Qualquer outra coisa que eu disser será chover no molhado. A sinfonia apresenta a clássica estrutura haydniana: introdução lenta e solene, allegro inicial, um andante meio em forma variada, minueto e um finale animado. Acho que a principal marca distintiva da sinfonia é mesmo o finale com dupla inspiração popular – o tema, que dizem ser retirado do folclore croata, e o acompanhamento inicial, um simples e único acorde sustentado por 14 compassos. É tão direto, tão inventivo, tão delicioso, tão DO GRANDE CARVALHO, que só posso pedir uma coisa: OUÇAM!

Schubert

Octeto

Pensamos sempre na música de câmara como um veículo hiper inimista e intelectualizado, apropriado para emoções profundas e estruturas complexas. OK, muitas vezes isso é verdade: os quartetos de Beethoven, Brahms e Bartók, os quintetos de Mozart, o sexteto de Schoenberg. Mas é só um lado da história. Se lembrarmos que o fonógrafo foi inventado somente no final do século 19, constatamos imediatamente que música de câmara foi, por bastante tempo, um substituto acessível para a música orquestral. Por isso, há sim, muita música de câmara de “circunstância”, mais leve.

As serenatas de Mozart são um bom exemplo – música leve e divertida, para “encher ambientes” (OK, muito mais que isso no caso de Mozart POR MOTIVOS DE MOZART). Os primeiros românticos continuaram a tradição, embora evitassem o nome “serenata” – o termo foi resgatado um tanto depois. Beethoven, por exemplo, escreveu ainda jovem uma obra que ficou imensamente popular na sua época, o Septeto em mi bemol maior (para violino, viola, violoncelo, contrabaixo, clarinete, fagote e trompa; praticamente uma mini-orquestra!). Característica básica, herdada das serenatas: muitos, muitos movimentos. No caso de Beethoven, seis. Em geral, é uma sonata com um scherzo extra e um tema-e-variações leve bem no meio.
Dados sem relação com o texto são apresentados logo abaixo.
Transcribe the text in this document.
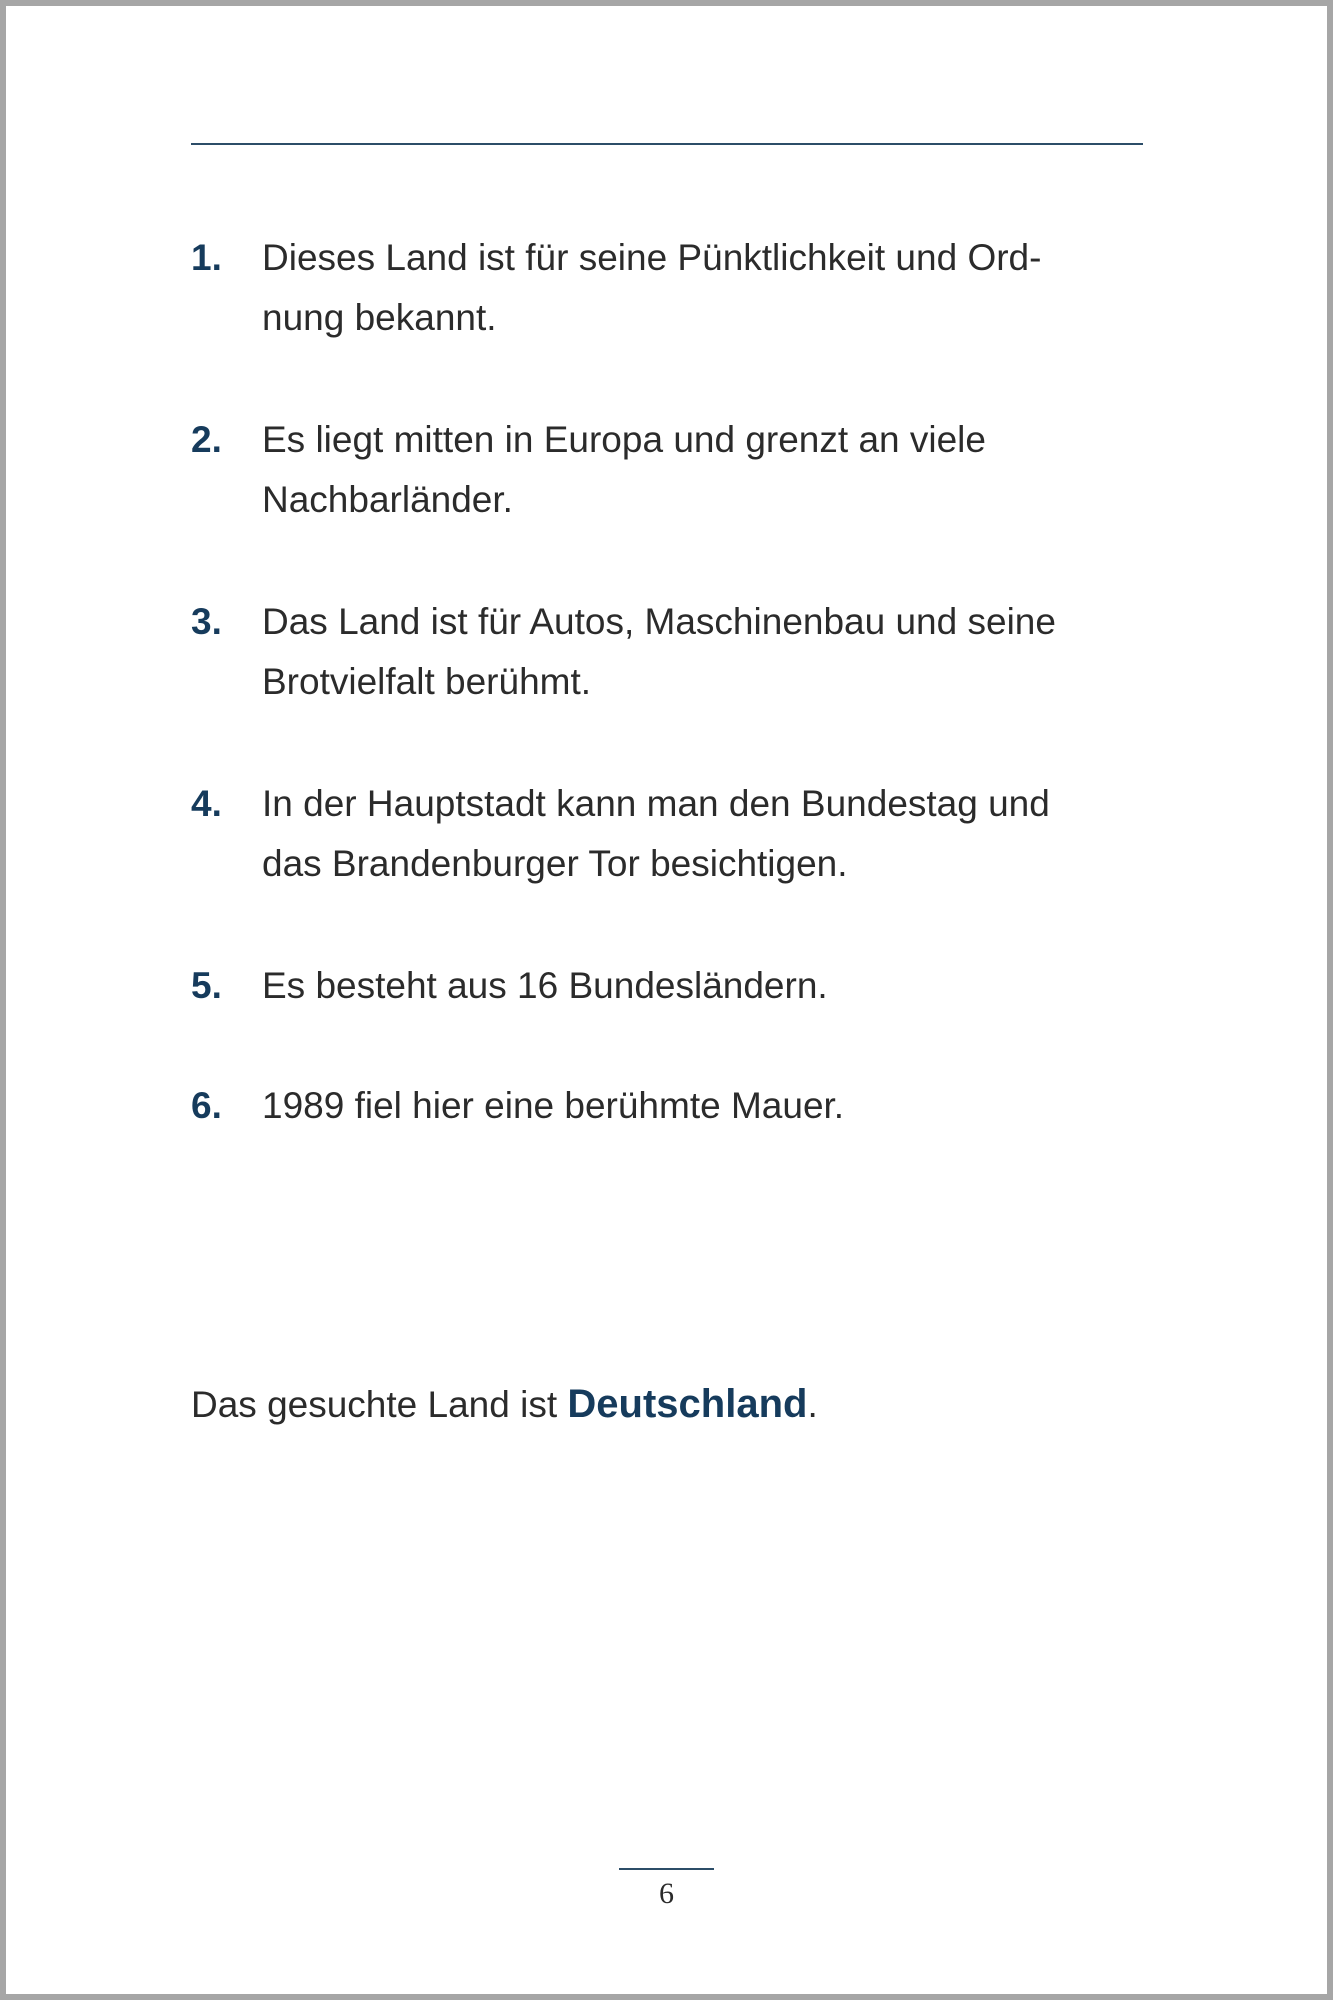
1.	Dieses Land ist für seine Pünktlichkeit und Ord-
nung bekannt.
2.	Es liegt mitten in Europa und grenzt an viele
Nachbarländer.
3.	Das Land ist für Autos, Maschinenbau und seine
Brotvielfalt berühmt.
4.	In der Hauptstadt kann man den Bundestag und
das Brandenburger Tor besichtigen.
5.	Es besteht aus 16 Bundesländern.
6.	1989 fiel hier eine berühmte Mauer.

Das gesuchte Land ist Deutschland.

6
O Septeto de Beethoven fez muito sucesso, que estimulou outros compositores a criarem música parecida. Um deles foi Schubert. Isso era natural – afinal, Schubert não era o cara das “schubertíadas”, os grandes festerês musicais que agitavam seu círculo de amigos em Viena? Quando o clarinetista Ferdinand Troyer procurou Schubert e o encomendou algo no estilo da obra de Beethoven, era sucesso garantido. O resultado foi o divertidíssimo Octeto em fá maior, de 1824. Na minha opinião, é obra ainda mais legal que o Septeto.

O modelo beethoveniano, ainda ligado às serenatas clássicas, está todo ali, intacto: seis movimentos. O quarto, central, segue um tema-e-variações: e quantas obras de câmara de Schubert não têm um conjunto de variações? No Octeto, por conta de seu espirito leve, Schubert escolheu como tema base uma ária de seu singspiel “Os amigos de Salamanca”, uma comédia. O modelo de um minueto e um scherzo foi seguido. E, finalmente, Schubert também coloca introduções lentas (e um bocado dramáticas) nos movimentos externos (o primeiro e o último), dando um peso sinfônico à obra.

Acho essas introduções incríveis, principalmente a do movimento final, que é quase sombria. A música que lhe vem em seguida é tão leve e saltitante que o contraste é super divertido. A obra é repleta de música variada, todos os instrumentistas têm solos e chances de brilhar, os temas são bonitos e estimulantes – receita infalível de sucesso. Quer um desafio? Nem presta muito atenção no player abaixo: clica logo na setilha e começa a ouvir. Quando terminar, duvido que você tenha percebido que UMA HORA se passou. É, é rápido mesmo ;-)

Schumann

Sinfonia no. 3, “Renana”

E a Tia Augusta continua guiando vocês por vários lugares bacanas da Ilha Quadrada! A parada de hoje é a Alemanha – mais especificamente a Renânia, a fronteira noroeste do país, ao longo do Reno, um dos maiores rios da Europa.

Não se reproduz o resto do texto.